Во время паузы быстро хочу сообразить, что происходит, и не могу. Предполагаю тысячу нелепостей. Однако не угадываю.
- Вот война, - слышу глухой голос Блока, чуть-чуть более быстрый, немного рассерженный. - Война не может длиться. Нужен мир.
- Как... мир? Сепаратный? Теперь с немцами мир? ...У меня чуть трубка не выпала из рук.
- И вы... не хотите с нами... Хотите заключить мир... Уж вы, пожалуй, не с большевиками ли?

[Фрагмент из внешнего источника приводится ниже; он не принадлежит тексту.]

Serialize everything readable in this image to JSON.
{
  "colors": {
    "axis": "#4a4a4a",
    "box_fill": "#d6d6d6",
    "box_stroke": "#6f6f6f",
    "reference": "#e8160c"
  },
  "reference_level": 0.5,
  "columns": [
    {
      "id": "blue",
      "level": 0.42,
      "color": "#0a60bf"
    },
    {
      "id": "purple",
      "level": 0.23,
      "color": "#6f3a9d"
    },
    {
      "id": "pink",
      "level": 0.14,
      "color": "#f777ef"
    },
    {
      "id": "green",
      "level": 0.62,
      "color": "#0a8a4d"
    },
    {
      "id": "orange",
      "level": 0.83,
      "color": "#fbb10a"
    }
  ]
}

Все-таки, в эту минуту, вопрос мне казался абсурдным. А вот что ответил на него Блок (который был очень правдив, никогда не лгал):
- Да, если хотите, я скорее с большевиками. Они требуют мира, они...
Тут уж трудно было выдержать.
- А Россия?! Россия?!
- Что же Россия?
- Вы с большевиками и забыли Россию. Ведь Россия страдает!
- Ну, она не очень-то и страдает...»
Конечно, Блок не хуже своей собеседницы знал, что Россия страдает, но его возмущала готовность к мелодраматической декламации на эту тему.
«О речи Керенского, полной лирики, слез, пафоса, - всякий может сказать: зачем еще и еще», - записал он в августе.
А главное, причину страданий России Гиппиус и Блок видели совсем в разных вещах.
В разгар подготовки корниловского заговора, о победе которого мечтала Гиппиус, Блок думал о самоубийстве.
Он бурно радовался закрытию газеты «Новое время». Даже удивительна та ярость, с которой он пишет о ней.
«Если бы не все, - пишет он в дни корниловского заговора, - надо бы устроить праздник по этому поводу. Я бы выслал еще всех Сувориных (издателей газеты. - А. Т.), разобрал бы типографию, а здание в Эртелевом переулке опечатал и приставил к нему комиссара: это второй департамент полиции».
Блок любил повторять слова английского философа и историка Карлейля о том, что демократия приходит, опоясанная бурей.
От «умных бескрылых людей» - кадетов он уже ничего не ждал. В дни, когда петроградские рабочие поднялись, чтобы дать отпор Корнилову, Блок с присущей ему способностью улавливать «общий смысл» в самых разных жизненных явлениях записал:
«Свежая, ветряная, то с ярким солнцем, то о грозой и ливнем, погода обличает новый взмах крыльев революции».
Потом, 19 октября, он снова прислушивается к голосам из того же стана: не оттуда ли придет буря? «Куда ты несешься, жизнь?» - воскликнул Блок еще в мае 1917 года, не веря, что революция уже доведена до конца.
Один из публицистов впоследствии назвал Февральскую революцию «жалким полустанком, на котором стремительный курьерский поезд может стать лишь на две минуты - и затем несется дальше, до конечной станции».